There. I’m back. I shouldn’t use words like “if”….even if I’m just screwing around. Talking about getting back and using the word “if” isn’t really funny.
It felt this morning like it always feels to start back running….leaden and not a whole lot of fun….but not really all that bad. It’s pretty dark out on the road at 5 AM, though.
ONE THOUSAND BLOG POSTS!!
How about that?
I impress myself.
I was going to do a big list of stuff that I’d figured out over the course of almost three years and a thousand posts…..mostly just to show myself that I knew how to do a bullet list….but after my run, I reconsider.
How much have I learned in the course of writing 1000 blog posts? Probably a whole lot.
How much of it do I remember? Probably a little.
I was going to write about how we complicate things…..things like the Gospel message….or, more “down to earth”, even “family”.
Relationships are complicated.
They get more complicated when we try to figure them out.
What do you say about that? It’s a conundrum.
I was going to write about how much easier it is to watch a YouTube video of a guy running than it is to actually run.
That’s a “gospel” (with a small g) truth. It’s hard to actually do things.
I was going to write about how much I love being “on the road”…..but how much I love being home.
I was going to write about paying attention to things….things like family and children growing and taking care of your friends.
I was going to write about paying attention.
Maybe the Devil is distraction?
I don’t really know what the “Devil” is.
I know that I miss things when I’m distracted by all the other really important things……all the things that, later, I say, “what was I so upset about?”
Maybe I don’t learn all that much…..maybe I just repeat what I’d forgotten….and fool myself into thinking it’s something “new”?
Maybe this blog is like running for me?
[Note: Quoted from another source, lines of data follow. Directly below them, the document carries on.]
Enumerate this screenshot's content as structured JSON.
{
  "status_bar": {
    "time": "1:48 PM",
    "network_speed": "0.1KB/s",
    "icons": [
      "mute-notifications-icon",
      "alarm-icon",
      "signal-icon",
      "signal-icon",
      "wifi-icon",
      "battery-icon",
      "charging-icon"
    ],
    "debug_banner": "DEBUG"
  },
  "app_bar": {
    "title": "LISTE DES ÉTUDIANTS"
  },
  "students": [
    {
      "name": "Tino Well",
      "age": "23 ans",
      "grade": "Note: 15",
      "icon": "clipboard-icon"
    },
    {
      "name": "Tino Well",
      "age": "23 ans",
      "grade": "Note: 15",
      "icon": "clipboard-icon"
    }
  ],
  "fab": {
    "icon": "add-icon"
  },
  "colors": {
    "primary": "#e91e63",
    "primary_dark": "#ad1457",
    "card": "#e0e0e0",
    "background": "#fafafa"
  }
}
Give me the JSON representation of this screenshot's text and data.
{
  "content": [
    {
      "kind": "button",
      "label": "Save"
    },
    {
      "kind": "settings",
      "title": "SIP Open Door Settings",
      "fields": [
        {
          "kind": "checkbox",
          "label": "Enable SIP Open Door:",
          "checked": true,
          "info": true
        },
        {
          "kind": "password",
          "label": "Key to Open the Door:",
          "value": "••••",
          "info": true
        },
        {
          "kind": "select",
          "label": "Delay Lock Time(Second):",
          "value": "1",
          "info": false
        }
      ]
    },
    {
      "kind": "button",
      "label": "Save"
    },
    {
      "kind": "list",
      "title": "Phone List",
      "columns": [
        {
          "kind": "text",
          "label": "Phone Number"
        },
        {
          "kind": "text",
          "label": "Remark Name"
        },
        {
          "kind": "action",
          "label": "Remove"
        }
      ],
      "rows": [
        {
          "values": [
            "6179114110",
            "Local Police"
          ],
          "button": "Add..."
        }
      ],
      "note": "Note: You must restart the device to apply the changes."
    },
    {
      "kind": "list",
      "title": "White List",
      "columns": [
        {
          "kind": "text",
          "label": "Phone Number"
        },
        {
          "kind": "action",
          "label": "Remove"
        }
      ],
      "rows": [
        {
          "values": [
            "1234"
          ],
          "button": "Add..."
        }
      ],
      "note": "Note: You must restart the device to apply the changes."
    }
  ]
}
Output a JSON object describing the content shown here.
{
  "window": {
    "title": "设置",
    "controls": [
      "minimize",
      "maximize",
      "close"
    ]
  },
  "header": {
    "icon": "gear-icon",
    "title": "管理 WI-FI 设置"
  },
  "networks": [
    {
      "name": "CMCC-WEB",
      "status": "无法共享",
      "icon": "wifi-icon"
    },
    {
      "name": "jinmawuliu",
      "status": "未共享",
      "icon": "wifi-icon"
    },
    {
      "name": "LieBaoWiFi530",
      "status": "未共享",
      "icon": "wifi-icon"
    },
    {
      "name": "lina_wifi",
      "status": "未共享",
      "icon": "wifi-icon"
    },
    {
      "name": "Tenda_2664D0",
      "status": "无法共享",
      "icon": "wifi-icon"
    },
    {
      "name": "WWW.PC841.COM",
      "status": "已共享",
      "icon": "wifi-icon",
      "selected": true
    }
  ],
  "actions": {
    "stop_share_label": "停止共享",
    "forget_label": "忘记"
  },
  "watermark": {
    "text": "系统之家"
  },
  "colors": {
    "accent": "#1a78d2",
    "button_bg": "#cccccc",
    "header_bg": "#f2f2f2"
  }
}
Maybe I’m just putting down words….taking another step….trying to “just keep going”….even if I don’t really end up anywhere.
Maybe I’m just trying to “keep going”.
You know….when I really calm down and think about it hard for a second, maybe the thing that I’m learning as I do “go along” in this life is that the main thing is to just keep going.
I try and limit myself to 500 words every morning…..and I’ve gone over that limit this morning.
It always takes more words to express something that’s not expressible.
What do you say about “love”? That’s what it’s all about, after all…just “love”.
Oh, well. One thousand times I’ve sat here and watched the little letters trip up onto the computer screen.
That’s a lot of typing.
I guess that Jennifer Warnes said it more succinctly than I do……”maybe what’s good gets a little bit better…..and maybe what’s bad gets gone….”
Things are simple….and full of hope.
I’m glad I think that…..this morning.